International Women’s Day is a time to celebrate the achievements of women around the world. Today we are shining a light on Adele Duncan, the last colleague we interviewed for our Women of Transform series.
Adele has been our Director of Client Services for almost a year, following many years of working in housing and supported housing. When asked to describe her role, she explained that she is responsible for all of Transform’s operational services, including anything that is client-facing.
She began her career in supported housing right after taking her O-Levels – now known as GCSEs – by temping and doing admin work for a housing association.
“I found this whole world of people who didn’t have the same opportunities as me or had challenges in their lives that I hadn’t had. It was a real eye-opener,” she said.
“I worked at this housing association for 17 years and progressed through the ranks,” she added. “I found myself loving giving access to housing and support to people who would perhaps otherwise be homeless.”
Women empowering women
Adele said she didn’t have much of an understanding about empowering women when she first started working. Her dad was very traditional about women at the time, and there was a silent expectation that she would either find a well-paid job or get married and bear children.
“Little did he know…” she joked, knowing she eventually juggled a full-time job, a marriage and two children.
It was while working with a woman named Sue that Adele found empowerment. Sue was a single parent with two kids, but she was also a regional manager for an organisation covering the South East.
“Sue made me think about things a bit differently,” she said. “She made me think, ‘hold on a minute, she’s holding a full-time job, she’s brilliant, she’s absolutely inspiring,’ and it kind of rubbed off on me.”

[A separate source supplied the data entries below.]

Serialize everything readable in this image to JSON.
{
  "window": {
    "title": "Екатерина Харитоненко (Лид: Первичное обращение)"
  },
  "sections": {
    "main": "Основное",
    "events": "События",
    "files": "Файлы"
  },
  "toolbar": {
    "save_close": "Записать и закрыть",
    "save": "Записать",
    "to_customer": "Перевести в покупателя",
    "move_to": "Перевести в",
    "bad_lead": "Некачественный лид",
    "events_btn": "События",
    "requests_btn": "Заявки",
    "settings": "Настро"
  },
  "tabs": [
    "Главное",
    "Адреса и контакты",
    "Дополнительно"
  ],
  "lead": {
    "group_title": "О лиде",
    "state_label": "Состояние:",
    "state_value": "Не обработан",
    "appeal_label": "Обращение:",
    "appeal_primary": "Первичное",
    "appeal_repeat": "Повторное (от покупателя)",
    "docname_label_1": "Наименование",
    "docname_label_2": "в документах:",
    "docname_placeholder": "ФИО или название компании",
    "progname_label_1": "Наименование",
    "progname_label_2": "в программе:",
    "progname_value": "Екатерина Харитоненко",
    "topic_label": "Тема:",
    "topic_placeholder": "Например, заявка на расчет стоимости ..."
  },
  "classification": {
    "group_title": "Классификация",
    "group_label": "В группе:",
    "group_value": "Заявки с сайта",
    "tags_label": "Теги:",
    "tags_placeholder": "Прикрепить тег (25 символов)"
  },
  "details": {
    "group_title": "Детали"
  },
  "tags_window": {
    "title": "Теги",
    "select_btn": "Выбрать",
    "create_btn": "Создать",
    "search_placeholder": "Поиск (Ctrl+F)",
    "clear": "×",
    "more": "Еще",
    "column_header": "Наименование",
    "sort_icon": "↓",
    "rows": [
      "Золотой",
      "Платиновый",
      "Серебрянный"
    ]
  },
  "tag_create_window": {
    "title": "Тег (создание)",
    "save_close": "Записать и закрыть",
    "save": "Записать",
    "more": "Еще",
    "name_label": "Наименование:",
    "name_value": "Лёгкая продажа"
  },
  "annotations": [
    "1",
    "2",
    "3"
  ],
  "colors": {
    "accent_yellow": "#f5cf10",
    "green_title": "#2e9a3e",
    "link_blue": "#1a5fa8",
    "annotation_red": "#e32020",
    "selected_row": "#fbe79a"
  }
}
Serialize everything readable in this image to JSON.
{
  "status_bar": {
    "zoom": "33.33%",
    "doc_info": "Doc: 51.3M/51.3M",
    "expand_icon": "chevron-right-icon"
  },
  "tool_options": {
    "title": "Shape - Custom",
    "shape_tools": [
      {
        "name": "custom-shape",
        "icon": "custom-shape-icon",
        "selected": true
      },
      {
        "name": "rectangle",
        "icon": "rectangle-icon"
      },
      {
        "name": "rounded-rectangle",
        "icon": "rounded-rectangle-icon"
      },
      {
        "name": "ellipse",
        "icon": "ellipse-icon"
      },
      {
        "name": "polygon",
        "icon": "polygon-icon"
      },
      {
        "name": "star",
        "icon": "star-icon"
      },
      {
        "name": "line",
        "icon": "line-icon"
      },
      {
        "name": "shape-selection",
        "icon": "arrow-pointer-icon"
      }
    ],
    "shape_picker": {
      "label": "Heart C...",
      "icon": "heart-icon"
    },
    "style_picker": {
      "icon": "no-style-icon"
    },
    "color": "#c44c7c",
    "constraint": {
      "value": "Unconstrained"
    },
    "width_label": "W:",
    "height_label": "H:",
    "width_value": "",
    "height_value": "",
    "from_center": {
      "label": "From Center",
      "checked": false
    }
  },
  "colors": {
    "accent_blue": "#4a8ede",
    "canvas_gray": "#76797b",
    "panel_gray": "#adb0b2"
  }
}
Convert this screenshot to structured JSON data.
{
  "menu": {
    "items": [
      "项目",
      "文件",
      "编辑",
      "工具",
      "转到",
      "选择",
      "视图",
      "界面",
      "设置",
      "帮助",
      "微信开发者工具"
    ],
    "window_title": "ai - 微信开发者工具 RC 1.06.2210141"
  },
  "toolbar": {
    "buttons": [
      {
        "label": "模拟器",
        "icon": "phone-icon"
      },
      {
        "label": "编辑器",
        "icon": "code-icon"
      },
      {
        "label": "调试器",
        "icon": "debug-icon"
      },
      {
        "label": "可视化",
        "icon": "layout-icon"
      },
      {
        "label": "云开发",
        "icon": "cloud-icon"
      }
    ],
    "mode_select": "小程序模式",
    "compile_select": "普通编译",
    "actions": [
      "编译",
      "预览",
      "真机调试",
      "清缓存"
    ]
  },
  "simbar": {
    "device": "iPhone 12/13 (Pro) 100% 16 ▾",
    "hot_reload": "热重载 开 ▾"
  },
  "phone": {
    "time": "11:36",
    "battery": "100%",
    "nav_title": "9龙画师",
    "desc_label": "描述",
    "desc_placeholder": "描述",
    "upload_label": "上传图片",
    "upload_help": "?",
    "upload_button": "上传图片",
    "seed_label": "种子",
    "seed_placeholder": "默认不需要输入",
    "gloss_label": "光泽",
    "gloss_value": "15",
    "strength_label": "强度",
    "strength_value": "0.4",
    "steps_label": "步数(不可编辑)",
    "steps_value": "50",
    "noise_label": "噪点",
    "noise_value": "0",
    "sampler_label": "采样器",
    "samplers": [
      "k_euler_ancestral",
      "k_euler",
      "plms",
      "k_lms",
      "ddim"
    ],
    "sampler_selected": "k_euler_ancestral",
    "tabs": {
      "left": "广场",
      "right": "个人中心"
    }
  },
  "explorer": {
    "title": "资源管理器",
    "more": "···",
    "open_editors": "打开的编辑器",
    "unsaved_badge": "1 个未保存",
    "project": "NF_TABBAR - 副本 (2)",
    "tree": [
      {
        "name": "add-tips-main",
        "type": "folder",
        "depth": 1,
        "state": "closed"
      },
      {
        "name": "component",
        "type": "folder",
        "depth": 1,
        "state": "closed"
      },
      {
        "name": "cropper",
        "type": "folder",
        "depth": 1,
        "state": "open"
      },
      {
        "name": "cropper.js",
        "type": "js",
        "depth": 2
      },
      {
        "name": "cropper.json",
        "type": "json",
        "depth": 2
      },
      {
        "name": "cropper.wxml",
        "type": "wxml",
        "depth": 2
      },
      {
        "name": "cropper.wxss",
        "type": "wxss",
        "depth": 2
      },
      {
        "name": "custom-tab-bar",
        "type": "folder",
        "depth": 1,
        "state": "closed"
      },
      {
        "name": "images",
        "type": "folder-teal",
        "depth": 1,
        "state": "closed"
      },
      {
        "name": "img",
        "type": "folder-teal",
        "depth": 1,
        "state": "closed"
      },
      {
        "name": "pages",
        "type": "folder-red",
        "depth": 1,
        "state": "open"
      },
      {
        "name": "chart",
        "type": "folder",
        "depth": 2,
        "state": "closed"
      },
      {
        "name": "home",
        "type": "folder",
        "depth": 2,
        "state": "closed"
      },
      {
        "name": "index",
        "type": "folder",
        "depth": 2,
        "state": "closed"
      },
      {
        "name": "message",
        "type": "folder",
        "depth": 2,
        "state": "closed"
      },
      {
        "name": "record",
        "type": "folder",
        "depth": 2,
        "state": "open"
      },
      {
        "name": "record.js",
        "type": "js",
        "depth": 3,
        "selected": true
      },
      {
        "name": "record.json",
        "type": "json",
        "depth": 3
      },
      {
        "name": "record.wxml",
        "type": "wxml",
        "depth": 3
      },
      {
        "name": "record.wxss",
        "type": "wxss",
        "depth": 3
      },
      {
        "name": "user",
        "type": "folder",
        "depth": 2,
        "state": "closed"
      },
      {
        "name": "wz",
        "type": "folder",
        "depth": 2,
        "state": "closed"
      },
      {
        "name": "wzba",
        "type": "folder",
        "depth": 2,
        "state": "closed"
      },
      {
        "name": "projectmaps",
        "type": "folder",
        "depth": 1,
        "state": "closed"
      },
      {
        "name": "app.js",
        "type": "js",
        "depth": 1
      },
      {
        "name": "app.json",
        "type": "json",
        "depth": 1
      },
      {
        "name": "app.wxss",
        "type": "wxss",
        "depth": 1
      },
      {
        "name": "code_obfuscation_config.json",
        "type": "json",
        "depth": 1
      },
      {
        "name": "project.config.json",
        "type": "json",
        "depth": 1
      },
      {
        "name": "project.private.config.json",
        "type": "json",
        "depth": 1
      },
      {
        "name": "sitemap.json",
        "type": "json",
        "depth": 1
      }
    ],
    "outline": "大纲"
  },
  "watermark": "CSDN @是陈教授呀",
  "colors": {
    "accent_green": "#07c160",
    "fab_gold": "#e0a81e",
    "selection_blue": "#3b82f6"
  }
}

“I realised I could be more than what I thought I was going to be.”
Adele uses her experiences and knowledge to empower clients as best she can. Part of her role is to think about how clients can be given opportunities (if they want them) to be involved in policy development or review, so that Transform can improve its services.
“During the last forum, for example, we looked at some of the handbooks that we have. That was so brilliant,” she said. “You know, we can write all we like, but until we start going through the content with somebody who’s actually been in those circumstances – we just don’t know. So that’s how I try to empower.”
She also emphasised that learning is a life-long process, and that we should consistently find different ways to do things as the world changes.
Mentoring women and taking responsibility
Nine years ago, Adele began working as an executive team member for the first time and was having trouble finding her place in a male-dominated group. Keen to develop her skills, she sought out mentoring sessions from an organisation called Aspire, which gives women the freedom and support to change themselves and the world. Adele’s mentor was a chief executive at an NHS trust, who – much like Sue – helped her think differently about herself.
“I thought, ‘hold on a minute, if she can do that for people, why can’t I do that for people?’”
Adele signed up to become a mentor with Aspire and has since supported five women over the last six years. She described her mentoring as “really important, because women empower women.”
When asked if she had a message to share for International Women’s Day, she said:
“I think as women, we have to take responsibility for pursuing opportunities and finding ways to get what we need to enable us, particularly in our careers, or as mothers, sisters, daughters, or whatever it is. As I’ve gotten older, it’s been much easier for me to have confidence, knowing that what I want and the way I want things to be is okay.”